Revision history [back]

All of these form a dictionary with size (20,64). What does this 64 mean?

64 is the size of a single SIFT or SURF descriptor, and your dictionary has 20 of those. all correct, so far ! (though it might need a few more than 20 for a good classification)

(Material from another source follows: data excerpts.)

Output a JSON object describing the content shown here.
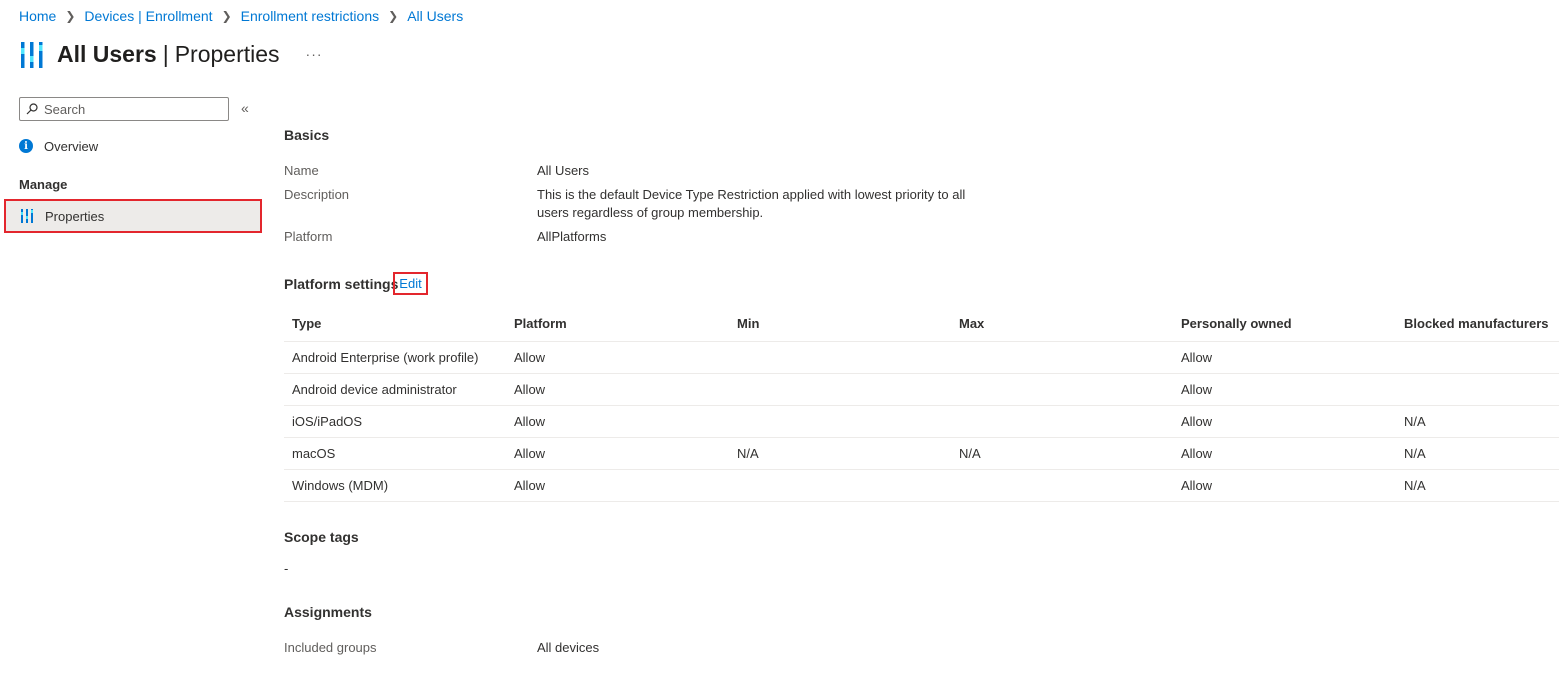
{
  "breadcrumb": [
    {
      "label": "Home"
    },
    {
      "label": "Devices | Enrollment"
    },
    {
      "label": "Enrollment restrictions"
    },
    {
      "label": "All Users"
    }
  ],
  "header": {
    "title": "All Users",
    "separator": "|",
    "subtitle": "Properties",
    "more": "···",
    "icon": "properties-bars-icon"
  },
  "sidebar": {
    "search_placeholder": "Search",
    "collapse": "«",
    "overview_label": "Overview",
    "manage_header": "Manage",
    "properties_label": "Properties"
  },
  "basics": {
    "title": "Basics",
    "name_label": "Name",
    "name_value": "All Users",
    "description_label": "Description",
    "description_value": "This is the default Device Type Restriction applied with lowest priority to all users regardless of group membership.",
    "platform_label": "Platform",
    "platform_value": "AllPlatforms"
  },
  "platform_settings": {
    "title": "Platform settings",
    "edit_label": "Edit",
    "columns": [
      "Type",
      "Platform",
      "Min",
      "Max",
      "Personally owned",
      "Blocked manufacturers"
    ],
    "rows": [
      [
        "Android Enterprise (work profile)",
        "Allow",
        "",
        "",
        "Allow",
        ""
      ],
      [
        "Android device administrator",
        "Allow",
        "",
        "",
        "Allow",
        ""
      ],
      [
        "iOS/iPadOS",
        "Allow",
        "",
        "",
        "Allow",
        "N/A"
      ],
      [
        "macOS",
        "Allow",
        "N/A",
        "N/A",
        "Allow",
        "N/A"
      ],
      [
        "Windows (MDM)",
        "Allow",
        "",
        "",
        "Allow",
        "N/A"
      ]
    ]
  },
  "scope_tags": {
    "title": "Scope tags",
    "value": "-"
  },
  "assignments": {
    "title": "Assignments",
    "included_label": "Included groups",
    "included_value": "All devices"
  },
  "colors": {
    "link": "#0078d4",
    "highlight_border": "#e3262d",
    "selected_bg": "#edebe9"
  }
}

BagOfWords classification will use a signature of 20 elements (in your case), a histogram, each bin counts, which dictionary feature was matched by one of your image features.

the next steps will be:

make BoW signatures from your train images, using BOWImgDescriptorExtractor
train an SVM (or Knn or ANN) on those
also make BoW signatures for your test images
make a prediction for your test signatures

# 1. 
sift = cv2.xfeatures2d.SIFT_create()
flann_params = dict(algorithm = 1, trees = 5)
matcher = cv2.FlannBasedMatcher(flann_params, {}) 
bow_extract = cv2.BOWImgDescriptorExtractor( sift , matcher )
bow_extract.setVocabulary( voc ) # the 64x20 dictionary, you made before

traindata = []
trainlabels = []
#for each train image:
      # get keypoints
      siftkp = sift.detect(img)
      # let the bow extractor find descriptors, and match them to the dictionary
      bowsig = bow_extract.compute(im, siftkp)
      traindata.extend( bowsig )
      trainlabels.append( class_id_of_img ) # a number, from 0 to 20

# 2. create & train the svm
svm = cv2.ml.SVM_create()
svm.train(np.array(traindata), cv2.ml.ROW_SAMPLE, np.array(trainlabels))

# 3. for each test image, you have to repeat the steps from above:
siftkp = sift.detect(img)
bowsig = bow_extract.compute(im, siftkp)

# 4. now you can predict the classid of your img
# (one of the numbers you passed in for the trainlabels):
p = svm.predict(bowsig)